En particulier, celle d’assumer ses responsabilités relationnelles ; c’est la thématique du récit : sa dépendance envers Samantha caractérise son refus des relations humaines. C’est ce conflit qu’il doit vaincre. Il y parvient non de lui-même, car il a fallu qu’il perde Samantha pour se réconcilier avec les autres et avec lui-même, pour comprendre enfin qu’être capable de véritablement aimer fait de nous notre humanité.
Les dilemmes
Nous possédons nos valeurs : elles guident nos décisions et notre perception très subjective du monde ; Idem pour nos personnages, puisque pour eux aussi, la condition humaine s’applique même s’ils ne sont qu’anthropomorphes. Les situations dans lesquelles l’autrice et l’auteur jettent leurs personnages consistent pour ceux-ci à renégocier les principes qui leur furent arbitrairement donnés.
Par sa nature même, un personnage se plie à des obligations morales : un médecin sauve des vies, peu importe les circonstances. Sauf que face aux devoirs, il y a des réalités souvent contingentes (car on ne maîtrise pas vraiment tout dans nos vies, et, en particulier, nos passions).
Alors, l’absolutisme moral est-il si nécessaire ? C’est là que se crée le dilemme. Notre médecin, malgré son serment, trouvera dans l’euthanasie un compromis à la souffrance d’un patient. La situation conflictuelle est celle d’un idéalisme moral qui se confronte aux conséquences pratiques des choix que nous faisons parce que nous sommes libres. La vie de Keller (Prisoners (2013) de Denis Villeneuve) bascule lorsque sa fille Anna disparaît. Certes, la personnalité de Keller le prédispose à la violence ; c’est seulement une question de cohérence avec les actes qu’il est amené à perpétrer pour le bien de sa fille. La sûreté de la famille est un droit fondamental pour Keller, alors la violence devient légitime en situation de crise.

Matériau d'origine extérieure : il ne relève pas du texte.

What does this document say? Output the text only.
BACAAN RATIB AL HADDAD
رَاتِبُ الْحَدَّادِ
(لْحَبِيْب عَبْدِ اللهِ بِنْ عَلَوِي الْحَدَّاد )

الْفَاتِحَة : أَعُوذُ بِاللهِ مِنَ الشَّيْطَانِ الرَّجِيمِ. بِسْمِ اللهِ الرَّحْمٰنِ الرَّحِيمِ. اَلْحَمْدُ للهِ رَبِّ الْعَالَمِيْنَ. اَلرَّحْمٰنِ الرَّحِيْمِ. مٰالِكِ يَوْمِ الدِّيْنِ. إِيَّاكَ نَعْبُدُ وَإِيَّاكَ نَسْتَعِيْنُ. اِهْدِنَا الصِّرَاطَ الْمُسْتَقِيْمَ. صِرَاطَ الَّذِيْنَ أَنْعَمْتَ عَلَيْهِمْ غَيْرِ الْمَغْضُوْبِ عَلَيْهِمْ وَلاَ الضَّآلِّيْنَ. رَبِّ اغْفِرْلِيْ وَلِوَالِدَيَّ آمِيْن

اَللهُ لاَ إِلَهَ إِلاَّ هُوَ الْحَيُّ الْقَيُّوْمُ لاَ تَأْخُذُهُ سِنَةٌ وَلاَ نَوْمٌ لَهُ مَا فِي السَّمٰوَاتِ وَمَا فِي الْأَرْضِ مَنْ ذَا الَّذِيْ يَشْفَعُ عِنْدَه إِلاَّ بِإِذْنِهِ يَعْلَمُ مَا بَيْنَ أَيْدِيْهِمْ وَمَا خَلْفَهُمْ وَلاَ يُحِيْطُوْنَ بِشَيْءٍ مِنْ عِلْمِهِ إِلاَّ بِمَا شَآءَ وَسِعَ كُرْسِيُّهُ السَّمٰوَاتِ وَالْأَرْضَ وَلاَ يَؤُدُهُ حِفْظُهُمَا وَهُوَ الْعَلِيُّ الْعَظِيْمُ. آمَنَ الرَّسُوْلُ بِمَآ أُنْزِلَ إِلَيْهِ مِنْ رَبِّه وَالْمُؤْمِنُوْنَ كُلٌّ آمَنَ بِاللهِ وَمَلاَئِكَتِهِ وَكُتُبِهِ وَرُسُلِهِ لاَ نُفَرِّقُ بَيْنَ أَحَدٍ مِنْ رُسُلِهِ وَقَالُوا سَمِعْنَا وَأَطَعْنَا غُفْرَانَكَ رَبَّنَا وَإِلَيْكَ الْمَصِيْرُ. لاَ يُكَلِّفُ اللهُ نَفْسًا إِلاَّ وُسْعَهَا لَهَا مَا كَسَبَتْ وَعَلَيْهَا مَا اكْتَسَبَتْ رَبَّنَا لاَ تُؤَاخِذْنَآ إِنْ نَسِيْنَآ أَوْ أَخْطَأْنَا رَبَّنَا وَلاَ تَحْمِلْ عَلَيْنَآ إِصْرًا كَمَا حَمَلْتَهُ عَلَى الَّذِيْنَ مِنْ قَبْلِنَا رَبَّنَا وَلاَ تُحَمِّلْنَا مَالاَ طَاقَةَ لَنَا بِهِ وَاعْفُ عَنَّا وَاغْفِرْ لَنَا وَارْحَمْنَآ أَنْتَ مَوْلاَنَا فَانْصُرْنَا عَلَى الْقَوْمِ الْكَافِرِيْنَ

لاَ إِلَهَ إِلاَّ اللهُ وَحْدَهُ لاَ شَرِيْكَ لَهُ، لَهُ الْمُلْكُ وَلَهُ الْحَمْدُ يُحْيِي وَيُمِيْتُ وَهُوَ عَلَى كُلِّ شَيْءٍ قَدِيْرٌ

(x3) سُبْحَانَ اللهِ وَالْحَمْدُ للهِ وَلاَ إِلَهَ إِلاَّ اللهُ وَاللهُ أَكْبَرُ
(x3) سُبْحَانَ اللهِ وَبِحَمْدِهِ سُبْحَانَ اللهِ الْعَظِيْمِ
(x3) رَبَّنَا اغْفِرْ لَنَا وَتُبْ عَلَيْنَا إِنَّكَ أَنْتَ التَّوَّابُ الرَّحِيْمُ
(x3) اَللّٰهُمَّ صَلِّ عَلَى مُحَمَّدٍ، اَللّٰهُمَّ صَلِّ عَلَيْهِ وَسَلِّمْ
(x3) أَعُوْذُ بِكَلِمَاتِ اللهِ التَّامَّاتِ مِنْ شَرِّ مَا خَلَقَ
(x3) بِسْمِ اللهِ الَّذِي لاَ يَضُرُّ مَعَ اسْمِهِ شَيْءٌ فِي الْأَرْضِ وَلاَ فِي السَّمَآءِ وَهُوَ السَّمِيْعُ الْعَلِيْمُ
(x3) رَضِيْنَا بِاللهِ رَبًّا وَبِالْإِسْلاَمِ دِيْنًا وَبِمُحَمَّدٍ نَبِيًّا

Keller est un homme libre et il assume sa violence comme une nécessité. Le conflit moral invoqué n’est pas tant celui de Keller qui se laissera consumer par ses choix ; c’est à nous qu’il s’adresse : si nos passions s’enchaînent aux circonstances, nos valeurs morales ne deviennent-elles pas des vices ? Lorsque les choses deviennent concrètes, jusqu’où le devoir peut-il résister ?
De même, le dilemme permet de trouver du sens là où il n’y en a pas.